My daily miles progressed from around 15 to 25-30 miles a day. My highest mile day was 36 miles. I believe the AT is physically harder than the PCT so your miles may be fewer.
It is hard on the body to walk that far every day. There is the strong chance for repetitive stress injuries. All it takes is a blister to throw your gait out of whack causing a chain reaction that can affect any joints up the chain, ankle, knee, hip. Take very good care of your feet. Wear shoes much larger than you normally do.
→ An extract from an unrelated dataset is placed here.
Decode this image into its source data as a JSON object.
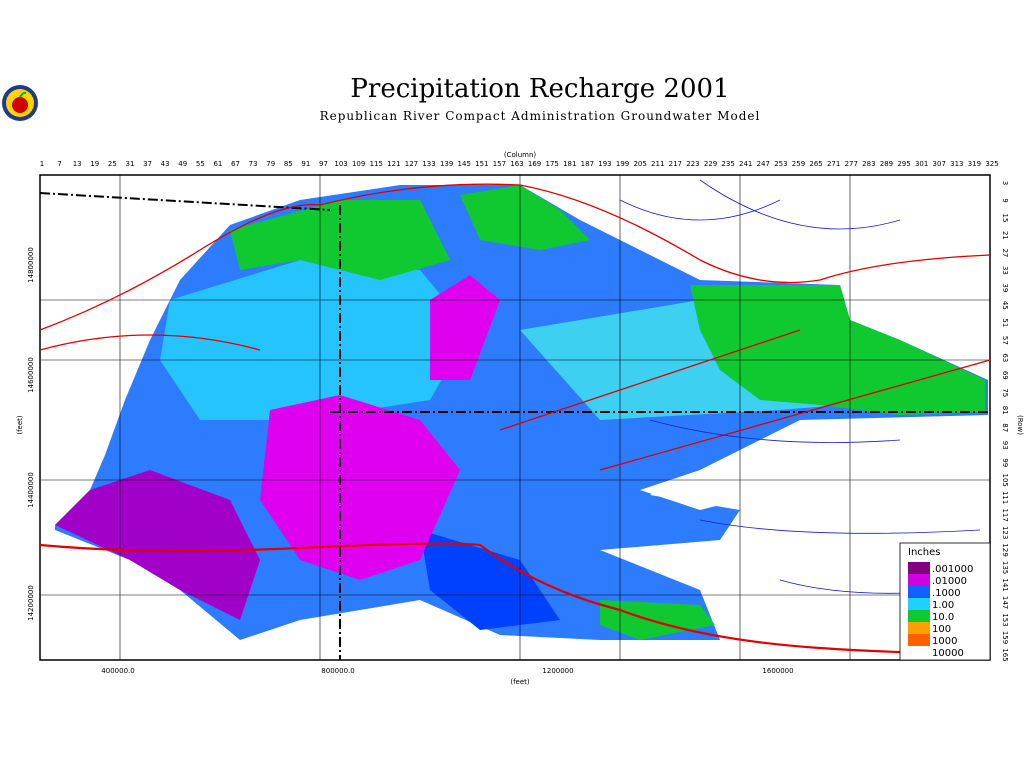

My diet was horrible on the PCT. I have never felt so hungry in all my life. I experienced a lot of mosquitoes and rain through Oregon and Washington so I ended up resorting to a diet of things I could eat while walking wearing a head net or under an umbrella. Mostly candy and cookies. I was shocked how high my performance was on such a bad diet. The end result was severe insulin resistance, though. After the hike I gained weight extremely rapidly, could not control my hunger, could not exercise without triggering severe hunger. Only low carb paleo saved me. You might want to read this to see that my experience is not unique. http://cduane.net/WhyHikersGetFat.html
Recently I've been doing shorter backpack trips with better paleo food. I've made homemade pemmican. It tastes terrible but the effect is really positive. It is tasty cooked as a soup base. High fat foods seem to work well for me now. I think if I did another long distance hike I would spend a lot of time dehydrating sweet potatoes, yams and other roots and tubers, dehydrating my own meats including beef heart jerky, canned chicken, slow-cooked pork tenderloin and maybe even fish. I'd make tons of "hocky pucks", muffin tins of beef tallow mixed with dried beef (pemmican), coconut, and maybe experiment with other mixtures that include dried fruits/vegetables, nuts, spices or whatever, the important thing being having a ready supply of tallow to cook and eat. I'd probably start eating peanut butter and peanuts again. I'd probably eat grains on the trip to extend my meals, perhaps dry some cooked wild rice or other unusual grains, plus I'd probably do oats, corn, quinoa and regular rice. I'd probably also go ahead and eat whatever appealed to me in trail towns. I rarely ate pizza on my PCT hike, but I couldn't get enough egg and pancake breakfasts. I might skip the pancakes, but probably not skip the hashbrowns. And I'd probably just eat the bun with my triple bacon cheeseburgers. Next time I do this I'm going to go to town on ice cream and make sure I eat at least a pint at every town stop.
You have no idea how hungry you get doing a hike like this. I didn't know it was possible to be THAT hungry.
Good luck on your journey. It's an amazing thing to hike a long trail.